C. Formation des membres du comité conjoint

[13] Bell affirme que les membres du comité conjoint n'ont pas reçu une formation suffisante en matière d'évaluation des postes ou de parité salariale. Selon Bell, Mme Blackstaffe avait beaucoup plus de connaissances et a utilisé celles-ci au profit du SCEP. Le Tribunal ne sait pas clairement quelle sera la nature du contre-interrogatoire de Bell. Le Tribunal déterminera la portée qu'il convient de donner au contre-interrogatoire de Bell à ce sujet si des objections sont soulevées.

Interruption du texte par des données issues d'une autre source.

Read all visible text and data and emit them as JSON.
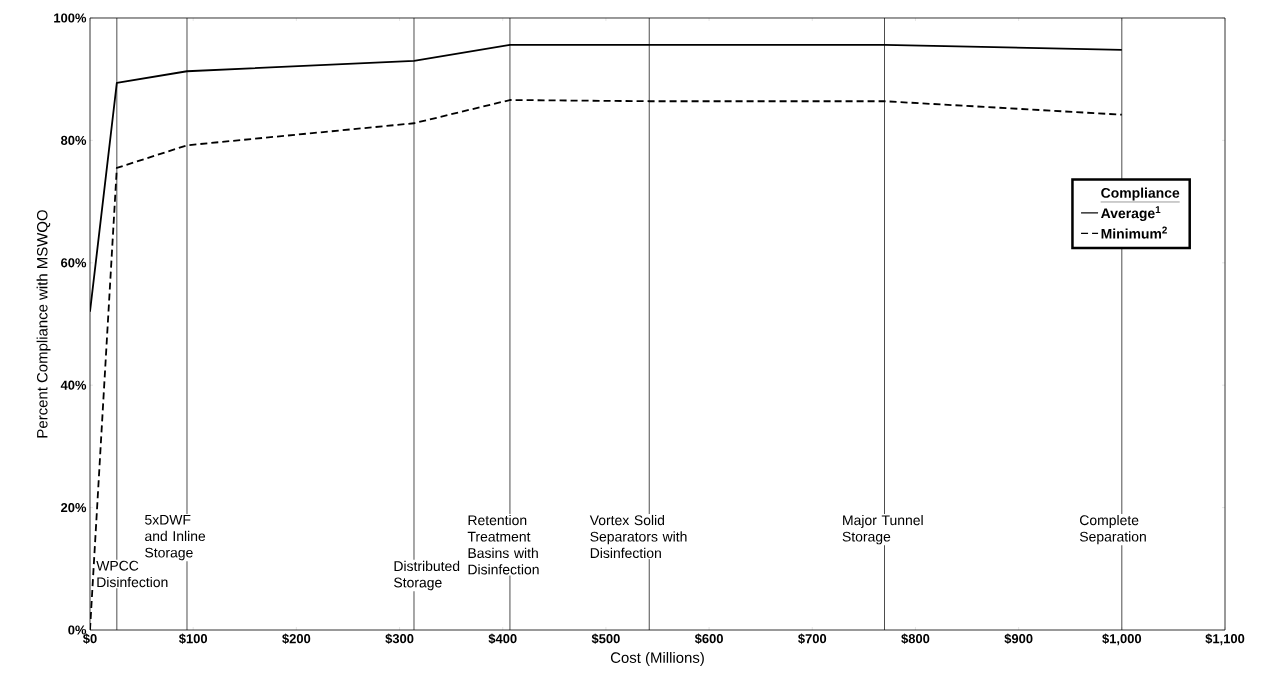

D. Le rapport d'expert de Dr Gould au sujet du calcul des intérêts

[14] Bell demande que le Tribunal n'admette pas en preuve le rapport du professeur Lawrence Gould au sujet du calcul des intérêts. Dr Gould n'a pas encore été appelé à témoigner à l'audience, et le Tribunal n'a encore pas été informé de ses compétences. Nous croyons comprendre que c'est à la demande du SCEP que Bell a présenté cette requête à ce stade-ci de l'instance plutôt que d'attendre jusqu'au moment du témoignage de Dr Gould. Le SCEP a fait cette demande à Bell afin d'éviter de retarder l'audience et de pouvoir indiquer avec certitude à Dr Gould à quel moment il témoignera, le cas échéant.

[15] À notre avis, le moment choisi pour présenter cette requête est inopportun. Bell a clairement indiqué que si cette requête n'est pas accueillie, elle se réserve le droit de contre-interroger Dr Gould au sujet de sa compétence et de soulever, s'il y a lieu, d'autres objections à l'égard de son rapport d'expert. Ayant appris la chose, le Tribunal a indiqué aux parties qu'il serait préférable de statuer sur la requête après avoir entendu Dr Gould décrire sa compétence et expliquer comment celle-ci cadre avec l'objet et la portée de son rapport. Les parties ont repoussé cette suggestion.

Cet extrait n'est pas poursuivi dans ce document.